Le principe d'une libération de M. Condé "est acquis", a affirmé à la fin de la visite la secrétaire générale du ministère des Affaires étrangères, Fanta Cissé, sans qu'apparaisse clairement comment cela pourrait se traduire concrètement. 

Inquiets du risque d'instabilité et de la menace d'une contagion des faits accomplis après deux coups d'Etat au Mali voisin en un an, les dirigeants de la Cédéao ont exigé le respect de l'intégrité physique de M. Condé, "sa libération immédiate et sans condition" et le retour à "l'ordre constitutionnel".

"Nous pensons que M. Alpha Condé devrait pour des raisons de sécurité, pour la Guinée mais pour lui également, rester d'abord avec la junte", dit Abdoudaye Oumou Saw, porte-parole du Front national pour la défense de la Constitution (FNDC), un collectif qui a mobilisé pendant des mois contre le troisième mandat.

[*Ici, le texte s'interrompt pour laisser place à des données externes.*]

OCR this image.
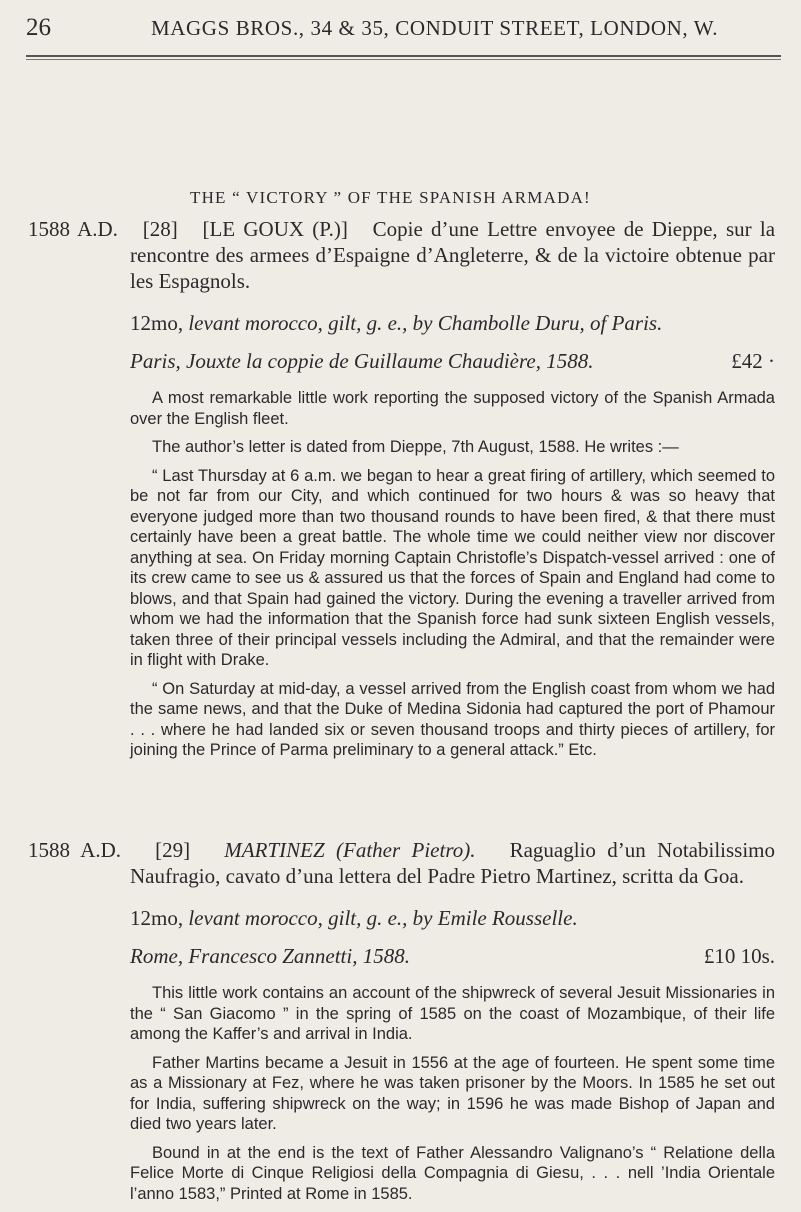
26	MAGGS BROS., 34 & 35, CONDUIT STREET, LONDON, W.
THE “ VICTORY ” OF THE SPANISH ARMADA!

1588 A.D. [28] [LE GOUX (P.)] Copie d’une Lettre envoyee de Dieppe, sur la rencontre des armees d’Espaigne d’Angleterre, & de la victoire obtenue par les Espagnols.

12mo, levant morocco, gilt, g. e., by Chambolle Duru, of Paris.
Paris, Jouxte la coppie de Guillaume Chaudière, 1588.	£42 ·

A most remarkable little work reporting the supposed victory of the Spanish Armada over the English fleet.

The author’s letter is dated from Dieppe, 7th August, 1588. He writes :—

“ Last Thursday at 6 a.m. we began to hear a great firing of artillery, which seemed to be not far from our City, and which continued for two hours & was so heavy that everyone judged more than two thousand rounds to have been fired, & that there must certainly have been a great battle. The whole time we could neither view nor discover anything at sea. On Friday morning Captain Christofle’s Dispatch-vessel arrived : one of its crew came to see us & assured us that the forces of Spain and England had come to blows, and that Spain had gained the victory. During the evening a traveller arrived from whom we had the information that the Spanish force had sunk sixteen English vessels, taken three of their principal vessels including the Admiral, and that the remainder were in flight with Drake.

“ On Saturday at mid-day, a vessel arrived from the English coast from whom we had the same news, and that the Duke of Medina Sidonia had captured the port of Phamour . . . where he had landed six or seven thousand troops and thirty pieces of artillery, for joining the Prince of Parma preliminary to a general attack.” Etc.

1588 A.D. [29] MARTINEZ (Father Pietro). Raguaglio d’un Notabilissimo Naufragio, cavato d’una lettera del Padre Pietro Martinez, scritta da Goa.

12mo, levant morocco, gilt, g. e., by Emile Rousselle.
Rome, Francesco Zannetti, 1588.	£10 10s.

This little work contains an account of the shipwreck of several Jesuit Missionaries in the “ San Giacomo ” in the spring of 1585 on the coast of Mozambique, of their life among the Kaffer’s and arrival in India.

Father Martins became a Jesuit in 1556 at the age of fourteen. He spent some time as a Missionary at Fez, where he was taken prisoner by the Moors. In 1585 he set out for India, suffering shipwreck on the way; in 1596 he was made Bishop of Japan and died two years later.

Bound in at the end is the text of Father Alessandro Valignano’s “ Relatione della Felice Morte di Cinque Religiosi della Compagnia di Giesu, . . . nell ’India Orientale l’anno 1583,” Printed at Rome in 1585.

"Nous savons toute l'amitié qu'il a avec certains chefs d'Etat de la sous-région. Nous savons qu'il est riche et a tous les moyens de vouloir revenir au pouvoir", dit-il.

Deux des principaux adversaires de M. Condé, les deux ex-Premiers ministres Cellou Dalein Diallo et Sidya Touré, croient aussi à une forte capacité de nuisance de M. Condé. M. Diallo invoque le caractère réputé entier du personnage, qui entretient par ailleurs des relations tendues avec certains dirigeants des pays voisins :"Connaissant M. Alpha Condé, je ne suis pas sûr qu'il puisse rester tranquille".

Faire cesser "l'impunité" 

Abdoudaye Oumou Saw, pour le FNDC, demande qu'il rende des comptes. M. Diallo parle plus globalement de "droit à la justice, droit à la réparation, et puis le pardon finalement".

Souleymane Keïta, député du parti de M. Condé, met en garde contre les "règlements de comptes". "Naturellement, M. Condé doit être libéré, sans condition. La bonne gouvernance, la justice étaient des credo de notre politique", dit-il.